The final design of the very high temperature reactor (VHTR) of the fourth generation of nuclear power plants (Gen IV) has not yet been established. The VHTR may be either a prismatic (block) or pebble bed type. It may be either gas-cooled or cooled with an as yet unspecified molten salt. However, a conceptual design of a gas-cooled VHTR, based on the General Atomics GT-MHR, does exist and is called the prismatic VHTR reference design, MacDonald et al [2003], General Atomics [1996]. The present validation studies are based on the prismatic VHTR reference design.
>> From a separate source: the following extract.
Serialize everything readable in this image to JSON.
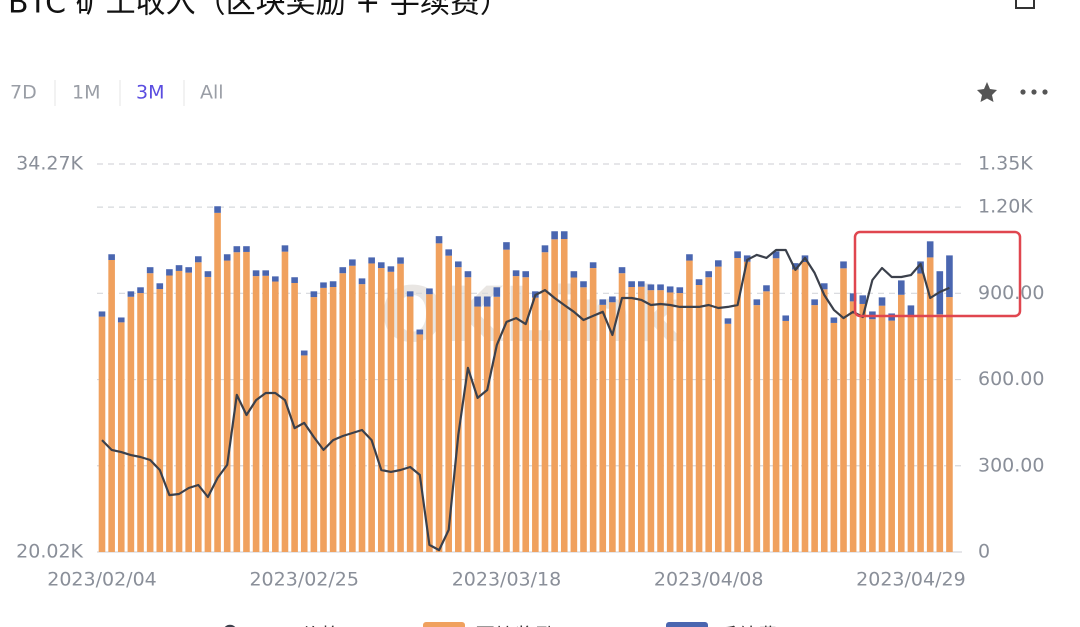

In the prismatic VHTR reference design, the flow in the lower plenum will be introduced by dozens of turbulent jets issuing into a large crossflow that must negotiate dozens of cylindrical support columns as it flows toward the exit duct of the reactor vessel. The jets will not all be at the same temperature due to the radial variation of power density expected in the core. However, it is important that the coolant be well mixed when it enters the power conversion unit to ensure proper operation and long life of the power conversion machinery. Hence, it is deemed important to be able to accurately model the flow and mixing of the variable temperature coolant in the lower plenum and exit duct. Accurate flow modeling involves determining modeling strategies including the fineness of the grid needed, iterative convergence tolerance, numerical discretization method used, whether the flow is steady or unsteady, and the turbulence model and wall treatment employed. It also involves validation of the computer code and turbulence model against a series of separate and combined flow phenomena and selection of the data used for the validation. The present report describes progress made to date for the task entitled ‘CFD software validation of jets in crossflow’ which was designed to investigate the issues pertaining to the validation process.